Group name : cysg
Group members (Imperial login) : zkl14, aes414
| Use-case | Machine (g3.4xlarge or c4.8xlarge) |
|---|---|
| Stress | c4.8xlarge |
| Certify | xxx |
| Search | c4.8xlarge |
When asked for who is responsible for things, these are to gently steer marks where appropriate, e.g. for a particularly good idea. The change in marks is not great (at most 10% of this component), but is to at least try to assign some kind of individual weighting.

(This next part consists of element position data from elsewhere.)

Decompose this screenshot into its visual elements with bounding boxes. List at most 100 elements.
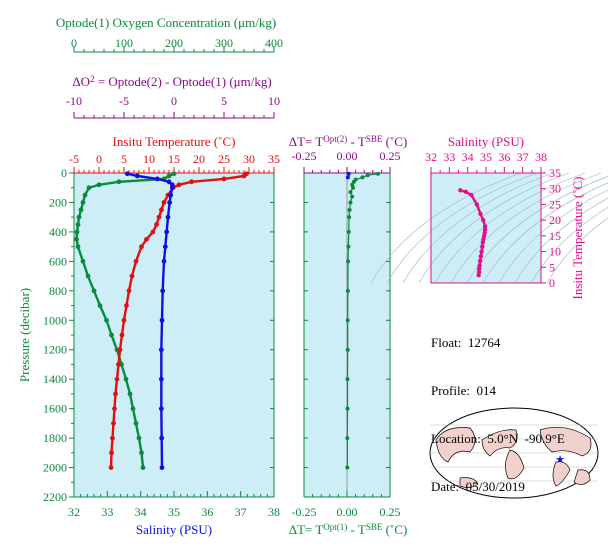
pressure-tick-label: 1000 — [43, 313, 67, 327]
temperature-axis-label: 20 — [193, 152, 205, 166]
optode2-delta-t-point — [350, 194, 355, 199]
oxygen-point — [109, 332, 114, 338]
optode2-delta-t-point — [345, 436, 350, 441]
oxygen-point — [140, 465, 146, 470]
oxygen-axis-label: 400 — [265, 36, 283, 50]
delta-t-bottom-title-part: ΔT= T — [289, 522, 324, 537]
optode1-delta-t-point — [346, 171, 351, 176]
oxygen-axis-label: 200 — [165, 36, 183, 50]
delta-t-bottom-title: ΔT= TOpt(1) - TSBE (˚C) — [289, 522, 408, 537]
ts-temp-tick-label: 20 — [549, 213, 561, 227]
temperature-point — [111, 420, 116, 426]
ts-salinity-title: Salinity (PSU) — [448, 134, 524, 149]
land-mass — [539, 427, 592, 457]
ts-temp-tick-label: 0 — [549, 276, 555, 290]
delta-t-bottom-axis-label: 0.25 — [380, 505, 401, 519]
optode2-delta-t-point — [348, 190, 353, 195]
oxygen-point — [96, 182, 102, 188]
optode2-delta-t-point — [365, 173, 370, 178]
ts-point — [477, 258, 483, 264]
optode2-delta-t-point — [351, 179, 356, 184]
oxygen-point — [86, 185, 92, 191]
temperature-point — [129, 273, 135, 279]
oxygen-axis-label: 300 — [215, 36, 233, 50]
salinity-point — [158, 347, 164, 353]
ts-salinity-axis-label: 33 — [443, 150, 455, 164]
pressure-axis-title: Pressure (decibar) — [17, 288, 32, 382]
salinity-point — [158, 406, 164, 412]
temperature-point — [159, 207, 164, 213]
salinity-point — [161, 258, 167, 264]
ts-temp-tick-label: 25 — [549, 197, 561, 211]
delta-t-top-title-part: Opt(2) — [323, 134, 347, 144]
optode2-delta-t-point — [347, 207, 352, 212]
world-map: ★ — [429, 407, 599, 499]
density-contour — [546, 217, 608, 284]
delta-o2-axis-title-part: 2 — [90, 74, 95, 84]
oxygen-point — [80, 258, 86, 264]
delta-o2-axis-label: 5 — [221, 94, 227, 108]
ts-salinity-axis-label: 35 — [480, 150, 492, 164]
pressure-tick-label: 1600 — [43, 402, 67, 416]
optode2-delta-t-point — [345, 288, 350, 293]
salinity-point — [159, 435, 165, 441]
ts-point — [463, 189, 469, 195]
oxygen-point — [97, 303, 103, 308]
temperature-axis-label: 0 — [96, 152, 102, 166]
oxygen-point — [116, 179, 122, 185]
oxygen-axis-label: 100 — [115, 36, 133, 50]
temperature-point — [119, 332, 125, 338]
delta-t-top-title-part: SBE — [366, 134, 383, 144]
density-contour — [498, 189, 608, 284]
delta-o2-axis-title-part: ΔO — [72, 74, 90, 89]
oxygen-point — [104, 317, 109, 323]
delta-t-top-title: ΔT= TOpt(2) - TSBE (˚C) — [289, 134, 408, 149]
oxygen-point — [123, 376, 129, 382]
date: Date: 05/30/2019 — [431, 479, 525, 494]
salinity-point — [154, 176, 160, 182]
oxygen-point — [74, 236, 79, 242]
ts-salinity-axis-label: 38 — [535, 150, 547, 164]
salinity-point — [168, 192, 174, 198]
delta-t-top-title-part: - T — [347, 134, 366, 149]
salinity-axis-title: Salinity (PSU) — [136, 522, 212, 537]
density-contour — [514, 197, 608, 284]
ts-point — [480, 244, 485, 250]
ts-point — [458, 188, 463, 193]
pressure-tick-label: 2000 — [43, 461, 67, 475]
temperature-axis-label: 35 — [268, 152, 280, 166]
temperature-point — [161, 200, 167, 205]
salinity-axis-label: 36 — [201, 505, 213, 519]
float-id: Float: 12764 — [431, 335, 501, 350]
temperature-point — [221, 176, 227, 182]
temperature-axis-label: 30 — [243, 152, 255, 166]
land-mass — [481, 429, 518, 457]
delta-t-bottom-axis-label: -0.25 — [292, 505, 317, 519]
pressure-tick-label: 1400 — [43, 372, 67, 386]
ts-temp-tick-label: 10 — [549, 245, 561, 259]
pressure-tick-label: 600 — [49, 254, 67, 268]
ts-temp-tick-label: 5 — [549, 260, 555, 274]
ts-point — [474, 202, 480, 207]
temperature-point — [176, 182, 182, 188]
pressure-tick-label: 0 — [61, 166, 67, 180]
oxygen-point — [85, 273, 91, 279]
temperature-axis-label: 25 — [218, 152, 230, 166]
salinity-point — [166, 179, 172, 185]
temperature-point — [124, 303, 129, 308]
main-profile-chart: 0200400600800100012001400160018002000220… — [17, 15, 283, 537]
salinity-axis-label: 37 — [235, 505, 247, 519]
temperature-point — [189, 179, 194, 185]
density-contour — [402, 172, 554, 284]
delta-t-bottom-axis-label: 0.00 — [337, 505, 358, 519]
ts-salinity-axis-label: 34 — [462, 150, 474, 164]
temperature-point — [113, 391, 118, 397]
oxygen-point — [82, 192, 88, 198]
temperature-axis-label: 5 — [121, 152, 127, 166]
salinity-axis-label: 35 — [168, 505, 180, 519]
salinity-point — [159, 317, 165, 323]
float-location-star: ★ — [555, 454, 565, 466]
salinity-point — [159, 465, 165, 470]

Most ideas can genuinely be attributed to someone (even if they are then developed as a grop), and even if you are pair programming, there is someone who takes more of a lead.

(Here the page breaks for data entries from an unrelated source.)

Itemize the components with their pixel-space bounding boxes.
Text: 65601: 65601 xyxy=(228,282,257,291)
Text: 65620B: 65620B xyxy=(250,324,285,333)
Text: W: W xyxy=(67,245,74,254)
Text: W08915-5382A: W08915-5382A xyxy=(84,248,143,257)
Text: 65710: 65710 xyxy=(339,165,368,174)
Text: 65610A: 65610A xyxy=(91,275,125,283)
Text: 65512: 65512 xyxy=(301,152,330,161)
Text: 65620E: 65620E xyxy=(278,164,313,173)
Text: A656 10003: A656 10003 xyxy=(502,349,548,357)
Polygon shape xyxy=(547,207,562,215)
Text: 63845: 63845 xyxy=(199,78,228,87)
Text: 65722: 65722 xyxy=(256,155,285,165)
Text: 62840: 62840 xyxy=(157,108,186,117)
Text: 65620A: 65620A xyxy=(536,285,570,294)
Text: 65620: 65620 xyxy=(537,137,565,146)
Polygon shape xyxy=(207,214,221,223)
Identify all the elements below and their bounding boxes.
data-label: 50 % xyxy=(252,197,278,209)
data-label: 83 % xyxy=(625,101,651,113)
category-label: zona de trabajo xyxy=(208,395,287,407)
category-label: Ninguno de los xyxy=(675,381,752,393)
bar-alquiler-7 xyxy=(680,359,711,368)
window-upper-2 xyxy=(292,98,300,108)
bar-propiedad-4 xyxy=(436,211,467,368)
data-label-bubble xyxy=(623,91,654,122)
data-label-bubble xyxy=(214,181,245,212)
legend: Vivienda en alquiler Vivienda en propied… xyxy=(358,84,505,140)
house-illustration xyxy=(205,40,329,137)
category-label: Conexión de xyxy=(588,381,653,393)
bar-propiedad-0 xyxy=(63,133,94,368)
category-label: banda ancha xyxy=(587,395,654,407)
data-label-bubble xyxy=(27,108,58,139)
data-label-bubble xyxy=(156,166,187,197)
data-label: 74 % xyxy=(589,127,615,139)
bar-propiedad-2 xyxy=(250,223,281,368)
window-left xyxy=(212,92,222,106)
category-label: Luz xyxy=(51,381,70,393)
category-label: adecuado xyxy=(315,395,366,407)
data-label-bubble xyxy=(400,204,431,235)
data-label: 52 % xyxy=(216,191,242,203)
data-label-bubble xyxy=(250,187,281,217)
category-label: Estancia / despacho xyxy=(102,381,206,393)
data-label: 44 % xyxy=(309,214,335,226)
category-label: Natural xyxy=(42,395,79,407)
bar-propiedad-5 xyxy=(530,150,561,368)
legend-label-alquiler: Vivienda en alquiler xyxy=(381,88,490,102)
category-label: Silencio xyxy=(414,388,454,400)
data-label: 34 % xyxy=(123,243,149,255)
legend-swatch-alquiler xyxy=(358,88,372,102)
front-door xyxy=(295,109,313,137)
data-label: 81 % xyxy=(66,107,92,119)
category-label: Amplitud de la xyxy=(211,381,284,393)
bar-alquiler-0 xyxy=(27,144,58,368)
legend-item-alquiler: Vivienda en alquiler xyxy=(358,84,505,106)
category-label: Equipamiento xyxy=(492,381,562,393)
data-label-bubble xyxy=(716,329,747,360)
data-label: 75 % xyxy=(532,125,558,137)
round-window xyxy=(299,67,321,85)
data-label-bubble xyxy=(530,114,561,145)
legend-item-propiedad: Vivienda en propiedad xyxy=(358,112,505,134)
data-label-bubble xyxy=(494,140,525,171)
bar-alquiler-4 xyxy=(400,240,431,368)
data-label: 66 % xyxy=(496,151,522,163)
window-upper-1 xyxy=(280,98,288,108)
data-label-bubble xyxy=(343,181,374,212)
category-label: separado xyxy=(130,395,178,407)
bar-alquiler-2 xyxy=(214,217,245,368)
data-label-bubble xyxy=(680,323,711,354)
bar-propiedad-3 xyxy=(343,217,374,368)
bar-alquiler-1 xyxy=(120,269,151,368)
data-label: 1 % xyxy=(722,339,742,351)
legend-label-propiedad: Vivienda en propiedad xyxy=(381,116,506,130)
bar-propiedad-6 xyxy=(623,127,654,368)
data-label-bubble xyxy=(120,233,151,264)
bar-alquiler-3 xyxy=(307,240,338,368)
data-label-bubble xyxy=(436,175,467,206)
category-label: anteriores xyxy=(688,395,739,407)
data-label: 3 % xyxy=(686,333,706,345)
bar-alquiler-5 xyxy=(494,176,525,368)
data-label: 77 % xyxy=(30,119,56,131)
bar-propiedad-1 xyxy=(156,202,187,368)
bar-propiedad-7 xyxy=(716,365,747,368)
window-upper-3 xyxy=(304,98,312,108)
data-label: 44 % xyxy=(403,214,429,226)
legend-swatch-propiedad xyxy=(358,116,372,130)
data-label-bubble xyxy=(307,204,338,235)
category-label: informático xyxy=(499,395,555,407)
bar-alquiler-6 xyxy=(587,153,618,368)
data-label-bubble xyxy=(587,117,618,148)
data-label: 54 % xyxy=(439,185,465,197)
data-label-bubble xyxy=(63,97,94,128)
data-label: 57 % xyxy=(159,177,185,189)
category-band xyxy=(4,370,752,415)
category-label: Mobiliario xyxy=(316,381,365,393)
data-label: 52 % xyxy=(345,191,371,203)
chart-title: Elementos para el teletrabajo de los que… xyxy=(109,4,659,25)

Improvement : Using all cores to execute the dominant test, then execute all other tests in parallel
Initial idea : zkl14
Feasibility analysis : zkl14
Implementation : zkl14
To identify the test (DoMultinom) which took the most time, and to use 36 cores chunk the workload n into 36 taskgroups.

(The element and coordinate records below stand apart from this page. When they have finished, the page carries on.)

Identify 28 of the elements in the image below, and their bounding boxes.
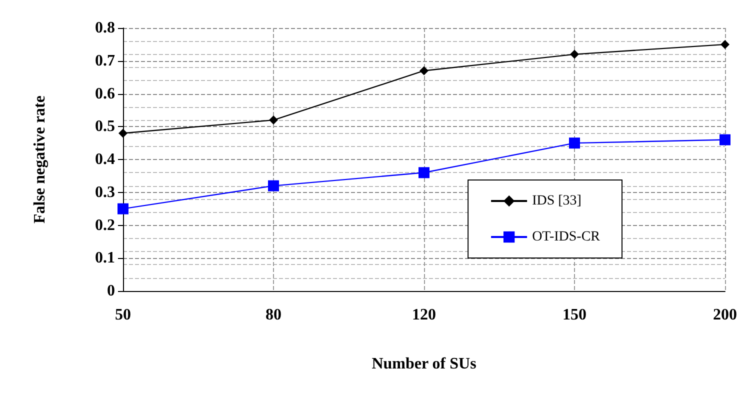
y-tick-label: 0.1 [95, 250, 115, 267]
x-tick-label: 150 [562, 306, 586, 324]
y-axis-title: False negative rate [32, 96, 48, 224]
point [118, 203, 128, 214]
point [420, 66, 428, 76]
point [720, 40, 730, 49]
point [269, 116, 278, 125]
x-tick-label: 200 [713, 306, 737, 324]
point [570, 50, 579, 59]
y-tick-label: 0 [107, 282, 115, 300]
y-tick-label: 0.5 [95, 118, 115, 136]
x-tick-label: 80 [266, 306, 282, 324]
y-tick-label: 0.7 [95, 52, 115, 70]
y-tick-label: 0.2 [95, 216, 115, 234]
point [720, 134, 730, 146]
legend-label: OT-IDS-CR [532, 230, 601, 244]
y-tick-label: 0.8 [95, 20, 115, 36]
x-axis-title: Number of SUs [372, 356, 476, 372]
point [418, 167, 430, 178]
y-tick-label: 0.3 [95, 184, 115, 201]
x-tick-label: 50 [115, 306, 131, 324]
point [118, 128, 128, 138]
point [268, 180, 279, 192]
point [569, 138, 580, 149]
y-tick-label: 0.4 [95, 151, 115, 168]
x-tick-label: 120 [412, 306, 436, 324]
y-tick-label: 0.6 [95, 85, 115, 102]
legend-label: IDS [33] [532, 194, 582, 208]
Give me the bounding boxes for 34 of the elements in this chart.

The statistical nature of the test allows tasks to work on the same sequence of n. The functions were also thread safe, as long as different arguments are passed to the functions.
Using 36 taskgroups sped up the DoMultinom test significantly, and is no longer the bottleneck. Hence, the remaining tests were done in parallel after the execution of the DoMultinom test. Care was taken to ensure the remaining tasks had same workloads. (see graphs).
Improvement : Executing multiple workloads/RNGs in parallel and parallelising the SmallCrush tests for the search use-case
Initial idea : aes414
Feasibility analysis : aes414
Implementation : aes414
Search-case targets a rate-based metric, so the key idea was to evaluate over multiple different RNGs in parallel and output results progressively. The 10 SmallCrush tests are arranged into 4 groups (~2.3sec/group) which are executed in parallel. This approach then allows to run 9 RNGs in parallel, utilising 36 cores.
Parallelising over RNGs allows to complete multiple RNGs in the same time interval. Then grouping and executing the SmallCrush tests in parallel reduces the time taken to finish each RNG test. There is a trade-off between the two. Executing many slow RNGs in parallel is like stalling a “pipeline”.
Best configuration was having 9 different RNGs in parallel and executing the 10 SmallCrush tests in 4 task_groups. This resulted in executing, on average, 3 RNGs/sec. Configuration results in 3sec gap between printing each mini-batch of RNGs. Having more RNGs in parallel increases this gap which stalls the process significantly.
These can include API changes, restructuring, moving to a different platform, ...
Initial idea : zkl14
The remaining tests aside from the DoMultinom test were grouped into 5 workgroups that took approximately the same time to execute. More parallelism could be achieved using the other 31 cores.
Simple in concept, but need to ensure that the grainsize is not too small, and that the taskgroups have equal work, which can be laborious in terms of testing.
In theory, at most a 50% speed up, since from current results, DoMultinom takes up half the time with 36 cores, and if the other tasks can be executed in zero time, ideally the total execution time can be halved. However, a 25% speedup is expected due to overheads.
Initial idea : aes414
SmallCrush tests are arranged in groups and executed in parallel as pipeline stages. Multiple pipelines would also be used. Similar as the implemented idea, but now each SmallCrush test in the pipeline operates on a different RNG. Strictly apply lots of RNGs to a test stream.
Implementation requires restructuring SmallCrush, mainly modifying/restructuring the library itself rather than the driver program. This would be beneficial for external users, as it provides a universal solution since the driver is user defined. GPU implementation requires resolving many data types and various function calls. If attempted, CUDA would be preferred.
Analysis for 9 pipelines with 4 stages each: After pipeline fills up (~10sec), 9 RNGs will be outputted every ~2.5sec. CPU implementation does not offer great improvement. Properly implementing a pipeline on a GPU is expected to perform significantly better since pipeline parallelism is well supported in hardware.